You know, basically everywhere you can’t go right now. 

It’s worth every penny

I know the Peloton Bike has been around for a while. But if there were ever a time to invest in the machine, and you’re privileged enough that money’s no object, now might just be one of them. 

While a starting price of $2,245 is very steep, and you still need to subscribe to the classes on top of that, you’re getting a lot for the money. In addition to thousands of cycling classes (that are both fun and effective), there are tons of floor workouts to choose from that can also incorporate weights. 
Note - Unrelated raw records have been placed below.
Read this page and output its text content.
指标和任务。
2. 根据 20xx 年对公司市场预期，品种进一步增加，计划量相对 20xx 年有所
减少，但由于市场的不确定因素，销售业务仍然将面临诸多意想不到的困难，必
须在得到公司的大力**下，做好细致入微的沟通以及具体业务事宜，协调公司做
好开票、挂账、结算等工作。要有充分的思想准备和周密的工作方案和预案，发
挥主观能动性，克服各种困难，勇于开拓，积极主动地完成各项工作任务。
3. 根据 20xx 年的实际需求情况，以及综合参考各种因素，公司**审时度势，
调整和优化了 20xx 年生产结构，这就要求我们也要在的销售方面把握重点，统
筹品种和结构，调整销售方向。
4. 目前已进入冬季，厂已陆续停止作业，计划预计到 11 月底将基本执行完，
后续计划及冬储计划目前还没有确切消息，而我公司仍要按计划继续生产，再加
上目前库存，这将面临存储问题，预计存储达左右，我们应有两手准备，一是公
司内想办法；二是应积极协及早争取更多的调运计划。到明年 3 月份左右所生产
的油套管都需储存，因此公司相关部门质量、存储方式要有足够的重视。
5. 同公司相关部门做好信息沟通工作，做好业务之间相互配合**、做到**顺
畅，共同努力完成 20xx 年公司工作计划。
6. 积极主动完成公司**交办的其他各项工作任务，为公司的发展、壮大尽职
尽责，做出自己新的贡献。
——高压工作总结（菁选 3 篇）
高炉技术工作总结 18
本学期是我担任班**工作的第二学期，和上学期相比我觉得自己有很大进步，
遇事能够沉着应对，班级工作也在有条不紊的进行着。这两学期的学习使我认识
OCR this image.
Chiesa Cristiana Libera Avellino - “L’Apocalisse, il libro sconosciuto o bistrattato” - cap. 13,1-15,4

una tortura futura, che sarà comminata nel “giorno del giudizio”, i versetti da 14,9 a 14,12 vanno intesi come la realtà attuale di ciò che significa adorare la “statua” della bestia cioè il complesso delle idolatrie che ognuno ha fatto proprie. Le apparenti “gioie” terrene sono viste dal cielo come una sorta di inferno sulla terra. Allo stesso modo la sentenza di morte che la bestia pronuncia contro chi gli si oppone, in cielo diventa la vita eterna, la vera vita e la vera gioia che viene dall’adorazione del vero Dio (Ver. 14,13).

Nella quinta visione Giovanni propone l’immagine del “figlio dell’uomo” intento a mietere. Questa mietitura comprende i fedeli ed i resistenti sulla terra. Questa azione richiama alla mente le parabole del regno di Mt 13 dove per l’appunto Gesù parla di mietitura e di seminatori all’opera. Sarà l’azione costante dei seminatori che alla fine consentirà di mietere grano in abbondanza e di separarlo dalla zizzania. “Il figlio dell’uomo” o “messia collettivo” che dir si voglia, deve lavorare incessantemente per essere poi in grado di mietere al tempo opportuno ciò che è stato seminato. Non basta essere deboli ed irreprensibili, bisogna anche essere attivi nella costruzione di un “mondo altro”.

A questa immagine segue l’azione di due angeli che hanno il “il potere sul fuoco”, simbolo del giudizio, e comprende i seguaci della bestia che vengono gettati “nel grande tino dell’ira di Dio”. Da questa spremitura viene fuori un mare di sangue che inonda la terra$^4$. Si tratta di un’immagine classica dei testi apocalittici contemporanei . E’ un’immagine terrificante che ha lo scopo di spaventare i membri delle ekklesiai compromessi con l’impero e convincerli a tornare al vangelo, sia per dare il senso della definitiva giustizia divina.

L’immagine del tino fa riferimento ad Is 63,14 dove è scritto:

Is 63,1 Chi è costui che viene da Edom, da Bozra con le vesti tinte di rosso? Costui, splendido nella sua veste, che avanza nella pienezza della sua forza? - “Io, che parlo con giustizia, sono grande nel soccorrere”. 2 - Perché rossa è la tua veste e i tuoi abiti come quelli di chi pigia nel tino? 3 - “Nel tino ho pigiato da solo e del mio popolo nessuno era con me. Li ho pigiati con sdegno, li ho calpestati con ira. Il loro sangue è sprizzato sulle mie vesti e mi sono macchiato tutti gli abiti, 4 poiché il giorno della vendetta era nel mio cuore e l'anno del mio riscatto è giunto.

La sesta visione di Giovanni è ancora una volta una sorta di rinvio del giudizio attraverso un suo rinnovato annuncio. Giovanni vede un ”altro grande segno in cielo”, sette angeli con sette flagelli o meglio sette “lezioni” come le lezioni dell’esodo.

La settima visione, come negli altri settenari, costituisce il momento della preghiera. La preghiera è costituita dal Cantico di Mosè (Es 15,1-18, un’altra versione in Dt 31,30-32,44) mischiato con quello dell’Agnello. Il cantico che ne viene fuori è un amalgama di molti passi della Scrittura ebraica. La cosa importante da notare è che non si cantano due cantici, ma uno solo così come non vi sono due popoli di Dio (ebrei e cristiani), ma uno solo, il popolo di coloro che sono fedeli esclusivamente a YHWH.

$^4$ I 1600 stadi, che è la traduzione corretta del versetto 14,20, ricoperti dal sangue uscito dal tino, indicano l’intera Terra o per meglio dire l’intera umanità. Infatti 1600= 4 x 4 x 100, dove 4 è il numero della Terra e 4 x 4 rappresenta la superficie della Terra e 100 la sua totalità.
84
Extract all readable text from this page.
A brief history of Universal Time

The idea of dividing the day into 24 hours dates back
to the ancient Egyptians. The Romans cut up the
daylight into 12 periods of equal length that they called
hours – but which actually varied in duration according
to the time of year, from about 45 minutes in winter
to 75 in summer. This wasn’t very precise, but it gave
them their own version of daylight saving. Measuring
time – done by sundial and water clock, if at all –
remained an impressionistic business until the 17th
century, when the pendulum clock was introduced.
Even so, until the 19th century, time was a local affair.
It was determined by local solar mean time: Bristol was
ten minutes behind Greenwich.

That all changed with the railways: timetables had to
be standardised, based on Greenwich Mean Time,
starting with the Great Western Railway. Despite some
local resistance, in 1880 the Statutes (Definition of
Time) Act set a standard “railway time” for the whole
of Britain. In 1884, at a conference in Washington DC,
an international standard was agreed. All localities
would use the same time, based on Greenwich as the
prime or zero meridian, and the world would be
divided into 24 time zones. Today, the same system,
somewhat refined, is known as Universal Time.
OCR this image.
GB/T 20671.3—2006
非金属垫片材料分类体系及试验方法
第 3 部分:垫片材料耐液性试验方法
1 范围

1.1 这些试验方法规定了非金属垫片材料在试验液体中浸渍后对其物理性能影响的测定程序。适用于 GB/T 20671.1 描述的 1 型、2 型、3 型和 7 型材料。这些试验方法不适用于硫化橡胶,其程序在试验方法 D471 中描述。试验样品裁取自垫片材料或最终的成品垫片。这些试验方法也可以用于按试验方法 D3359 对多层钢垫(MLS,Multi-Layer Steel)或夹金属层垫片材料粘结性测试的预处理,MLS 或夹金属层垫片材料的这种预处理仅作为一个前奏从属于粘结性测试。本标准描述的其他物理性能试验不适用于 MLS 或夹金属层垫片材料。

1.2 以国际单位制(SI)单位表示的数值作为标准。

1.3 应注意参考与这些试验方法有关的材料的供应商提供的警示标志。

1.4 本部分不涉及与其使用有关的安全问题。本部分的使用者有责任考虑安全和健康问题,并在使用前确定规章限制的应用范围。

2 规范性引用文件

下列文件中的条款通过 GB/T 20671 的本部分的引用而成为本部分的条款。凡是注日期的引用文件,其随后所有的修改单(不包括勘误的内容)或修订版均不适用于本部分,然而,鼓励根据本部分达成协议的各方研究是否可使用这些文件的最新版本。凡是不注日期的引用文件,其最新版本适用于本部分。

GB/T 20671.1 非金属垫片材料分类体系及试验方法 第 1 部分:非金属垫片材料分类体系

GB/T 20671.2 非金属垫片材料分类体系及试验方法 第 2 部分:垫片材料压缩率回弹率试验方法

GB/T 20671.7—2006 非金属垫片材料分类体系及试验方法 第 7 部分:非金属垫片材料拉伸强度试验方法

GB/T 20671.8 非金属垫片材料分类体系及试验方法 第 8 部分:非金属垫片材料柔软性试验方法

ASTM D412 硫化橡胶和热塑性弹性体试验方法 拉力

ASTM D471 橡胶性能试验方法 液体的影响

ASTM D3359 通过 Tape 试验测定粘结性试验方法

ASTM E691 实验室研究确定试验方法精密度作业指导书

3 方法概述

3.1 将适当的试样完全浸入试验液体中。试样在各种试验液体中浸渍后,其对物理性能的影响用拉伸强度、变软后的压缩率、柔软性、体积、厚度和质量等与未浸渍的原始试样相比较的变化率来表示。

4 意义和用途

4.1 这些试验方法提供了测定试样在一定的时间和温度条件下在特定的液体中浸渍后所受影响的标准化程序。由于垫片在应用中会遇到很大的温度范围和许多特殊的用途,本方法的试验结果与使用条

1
All of this content is also packed into a sleek, comfortable form factor that looks and feels just as expensive as it is.

Even when we’re all allowed back out into the world, the Bike will still be just as useful. It offers just as effective a workout as you’d get at a gym or any other fitness class and new classes are added on a daily basis. 

If you just don’t have the money, however, you can opt for a standard indoor stationary bike (which starts as low as $200) and pay $12.99 per month for only the Peloton app instead using your tablet or phone. While you won’t be able to track your metrics in real time via the app, you can still cycle along with the classes.

As for me, I’m going to find it very tough to part ways with my loaner Bike. Especially during this time of crisis. And if my future husband happens to be reading this, the answer is, yes, the Peloton Bike would make an excellent gift.